🤖 AI Summary
This study addresses the lack of consensus in defining and delineating research software, which hinders systematic analysis and cross-study comparison of security risks in the Research Software Supply Chain (RSSC). To bridge this gap, the work proposes the first explicit classification framework tailored to RSSC. Through a scoping review, it derives an operational definition of research software and constructs a unified taxonomy. The authors implement a reproducible annotation pipeline, codebook, and annotated dataset on the RSE corpus. By integrating OpenSSF Scorecard security signals, they demonstrate statistically significant differences in security metrics across classification clusters, thereby validating that classification-aware, stratified assessment is both necessary and practical for advancing RSSC security research.
📝 Abstract
Empirical studies of research software are hard to compare because the literature operationalizes ``research software''inconsistently. Motivated by the research software supply chain (RSSC) and its security risks, we introduce an RSSC-oriented taxonomy that makes scope and operational boundaries explicit for empirical research software security studies. We conduct a targeted scoping review of recent repository mining and dataset construction studies, extracting each work's definition, inclusion criteria, unit of analysis, and identification heuristics. We synthesize these into a harmonized taxonomy and a mapping that translates prior approaches into shared taxonomy dimensions.
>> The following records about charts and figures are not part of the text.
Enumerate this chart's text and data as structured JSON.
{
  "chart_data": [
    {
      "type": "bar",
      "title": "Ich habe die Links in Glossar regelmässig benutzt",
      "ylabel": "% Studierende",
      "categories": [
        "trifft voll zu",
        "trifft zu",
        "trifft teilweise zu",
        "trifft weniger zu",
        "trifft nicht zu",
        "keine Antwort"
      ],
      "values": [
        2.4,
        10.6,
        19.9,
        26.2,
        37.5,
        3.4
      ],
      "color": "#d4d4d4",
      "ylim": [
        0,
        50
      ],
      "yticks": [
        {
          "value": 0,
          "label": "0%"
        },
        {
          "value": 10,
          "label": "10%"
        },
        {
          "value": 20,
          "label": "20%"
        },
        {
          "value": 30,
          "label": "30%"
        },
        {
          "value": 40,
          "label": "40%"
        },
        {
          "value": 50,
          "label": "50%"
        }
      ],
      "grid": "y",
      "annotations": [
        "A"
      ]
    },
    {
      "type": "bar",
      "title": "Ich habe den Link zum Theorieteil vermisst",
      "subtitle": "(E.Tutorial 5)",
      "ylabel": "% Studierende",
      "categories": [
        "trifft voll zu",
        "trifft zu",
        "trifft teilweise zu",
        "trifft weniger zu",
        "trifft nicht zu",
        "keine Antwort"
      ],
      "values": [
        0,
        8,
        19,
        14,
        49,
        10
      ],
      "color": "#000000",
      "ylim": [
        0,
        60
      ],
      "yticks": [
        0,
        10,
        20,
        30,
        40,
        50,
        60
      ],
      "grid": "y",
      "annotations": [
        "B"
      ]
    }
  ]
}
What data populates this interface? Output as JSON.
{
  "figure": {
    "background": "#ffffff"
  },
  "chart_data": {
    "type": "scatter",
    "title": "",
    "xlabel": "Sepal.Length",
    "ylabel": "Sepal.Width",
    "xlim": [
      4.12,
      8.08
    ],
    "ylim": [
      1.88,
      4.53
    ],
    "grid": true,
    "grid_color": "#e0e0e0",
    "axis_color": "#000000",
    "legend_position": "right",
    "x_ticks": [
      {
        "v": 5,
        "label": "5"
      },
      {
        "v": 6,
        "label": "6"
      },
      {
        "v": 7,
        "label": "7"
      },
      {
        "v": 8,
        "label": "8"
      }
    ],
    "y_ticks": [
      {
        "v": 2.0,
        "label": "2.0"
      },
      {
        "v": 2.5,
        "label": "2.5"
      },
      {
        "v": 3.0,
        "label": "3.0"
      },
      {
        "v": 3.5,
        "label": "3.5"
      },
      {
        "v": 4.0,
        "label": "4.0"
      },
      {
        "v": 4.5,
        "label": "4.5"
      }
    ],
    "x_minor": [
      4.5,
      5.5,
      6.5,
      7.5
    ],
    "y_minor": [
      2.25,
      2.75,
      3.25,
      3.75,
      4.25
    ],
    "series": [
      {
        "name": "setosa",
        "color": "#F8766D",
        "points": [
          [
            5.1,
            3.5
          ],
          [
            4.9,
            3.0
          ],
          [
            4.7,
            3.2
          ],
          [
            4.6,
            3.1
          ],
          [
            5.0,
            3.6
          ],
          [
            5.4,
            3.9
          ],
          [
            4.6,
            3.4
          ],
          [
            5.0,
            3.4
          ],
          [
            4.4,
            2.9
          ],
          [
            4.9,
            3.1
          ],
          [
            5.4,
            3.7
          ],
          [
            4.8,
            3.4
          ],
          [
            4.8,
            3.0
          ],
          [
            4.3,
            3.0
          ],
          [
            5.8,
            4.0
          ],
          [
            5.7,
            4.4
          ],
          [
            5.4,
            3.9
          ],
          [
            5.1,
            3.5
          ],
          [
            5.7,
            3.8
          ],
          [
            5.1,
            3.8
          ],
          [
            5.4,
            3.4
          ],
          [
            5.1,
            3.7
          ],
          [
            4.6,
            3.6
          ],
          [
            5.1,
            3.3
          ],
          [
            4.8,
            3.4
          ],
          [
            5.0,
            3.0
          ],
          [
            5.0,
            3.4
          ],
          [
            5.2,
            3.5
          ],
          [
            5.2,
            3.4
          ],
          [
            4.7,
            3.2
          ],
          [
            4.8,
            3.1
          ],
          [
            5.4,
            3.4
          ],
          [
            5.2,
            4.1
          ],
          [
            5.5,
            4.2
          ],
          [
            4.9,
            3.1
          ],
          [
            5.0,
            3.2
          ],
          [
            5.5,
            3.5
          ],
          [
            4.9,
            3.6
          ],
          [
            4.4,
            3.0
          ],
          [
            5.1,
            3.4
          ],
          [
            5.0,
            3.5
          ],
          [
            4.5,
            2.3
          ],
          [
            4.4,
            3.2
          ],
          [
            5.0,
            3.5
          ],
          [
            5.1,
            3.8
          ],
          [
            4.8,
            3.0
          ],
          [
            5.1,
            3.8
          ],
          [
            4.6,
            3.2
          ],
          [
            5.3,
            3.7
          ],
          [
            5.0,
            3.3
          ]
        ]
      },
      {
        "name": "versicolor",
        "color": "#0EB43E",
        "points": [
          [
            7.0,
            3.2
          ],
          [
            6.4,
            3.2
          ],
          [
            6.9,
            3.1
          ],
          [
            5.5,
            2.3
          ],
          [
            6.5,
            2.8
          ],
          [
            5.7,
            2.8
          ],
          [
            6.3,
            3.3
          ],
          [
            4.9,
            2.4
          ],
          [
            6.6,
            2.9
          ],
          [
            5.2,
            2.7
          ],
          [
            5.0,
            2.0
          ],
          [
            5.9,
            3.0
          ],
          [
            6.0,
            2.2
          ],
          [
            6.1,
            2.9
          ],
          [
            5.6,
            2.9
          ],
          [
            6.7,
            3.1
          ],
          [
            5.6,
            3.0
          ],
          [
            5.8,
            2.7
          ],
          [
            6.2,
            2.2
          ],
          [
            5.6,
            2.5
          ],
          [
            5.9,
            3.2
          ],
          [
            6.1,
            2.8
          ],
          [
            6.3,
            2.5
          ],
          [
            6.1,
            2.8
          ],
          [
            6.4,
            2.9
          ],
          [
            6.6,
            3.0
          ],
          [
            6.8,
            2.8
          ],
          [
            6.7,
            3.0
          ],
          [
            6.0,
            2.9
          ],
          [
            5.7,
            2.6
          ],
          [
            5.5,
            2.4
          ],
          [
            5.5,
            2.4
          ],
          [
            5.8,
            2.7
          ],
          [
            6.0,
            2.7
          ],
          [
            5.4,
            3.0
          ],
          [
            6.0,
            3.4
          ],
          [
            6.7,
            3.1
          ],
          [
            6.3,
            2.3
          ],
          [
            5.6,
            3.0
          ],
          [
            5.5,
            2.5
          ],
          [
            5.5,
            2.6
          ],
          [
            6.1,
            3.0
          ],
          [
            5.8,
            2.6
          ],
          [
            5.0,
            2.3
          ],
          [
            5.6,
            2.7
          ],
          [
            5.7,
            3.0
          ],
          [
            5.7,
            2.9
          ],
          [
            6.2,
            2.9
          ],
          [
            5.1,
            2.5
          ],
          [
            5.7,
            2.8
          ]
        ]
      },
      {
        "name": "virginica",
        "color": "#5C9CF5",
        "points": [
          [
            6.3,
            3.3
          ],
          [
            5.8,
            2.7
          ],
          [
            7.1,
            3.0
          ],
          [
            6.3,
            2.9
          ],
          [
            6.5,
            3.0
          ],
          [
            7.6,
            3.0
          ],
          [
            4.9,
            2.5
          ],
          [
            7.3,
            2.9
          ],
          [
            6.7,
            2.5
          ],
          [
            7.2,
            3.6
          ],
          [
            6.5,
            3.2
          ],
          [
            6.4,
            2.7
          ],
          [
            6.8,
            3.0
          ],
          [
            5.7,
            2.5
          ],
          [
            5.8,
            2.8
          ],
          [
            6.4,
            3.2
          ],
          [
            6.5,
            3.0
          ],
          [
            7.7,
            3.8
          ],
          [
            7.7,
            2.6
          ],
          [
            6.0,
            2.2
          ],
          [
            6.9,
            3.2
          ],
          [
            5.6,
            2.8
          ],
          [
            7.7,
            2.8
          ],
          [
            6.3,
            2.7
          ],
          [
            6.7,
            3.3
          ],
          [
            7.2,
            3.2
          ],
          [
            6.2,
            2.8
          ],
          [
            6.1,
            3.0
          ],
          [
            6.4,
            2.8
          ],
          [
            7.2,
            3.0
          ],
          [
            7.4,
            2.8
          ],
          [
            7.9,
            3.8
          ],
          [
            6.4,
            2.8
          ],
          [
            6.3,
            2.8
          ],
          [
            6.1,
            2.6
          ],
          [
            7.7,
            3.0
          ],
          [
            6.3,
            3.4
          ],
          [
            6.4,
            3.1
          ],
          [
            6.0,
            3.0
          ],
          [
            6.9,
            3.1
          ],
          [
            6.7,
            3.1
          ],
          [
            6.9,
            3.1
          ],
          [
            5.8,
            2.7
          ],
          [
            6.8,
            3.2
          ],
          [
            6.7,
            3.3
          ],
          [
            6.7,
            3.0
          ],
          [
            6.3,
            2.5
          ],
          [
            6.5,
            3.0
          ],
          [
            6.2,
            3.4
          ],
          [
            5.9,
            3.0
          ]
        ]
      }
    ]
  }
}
We operationalize the taxonomy on a large community-curated corpus from the Research Software Encyclopedia (RSE), producing an annotated dataset, a labeling codebook, and a reproducible labeling pipeline. Finally, we apply OpenSSF Scorecard as a preliminary security analysis to show how repository-centric security signals differ across taxonomy-defined clusters and why taxonomy-aware stratification is necessary for interpreting RSSC security measurements.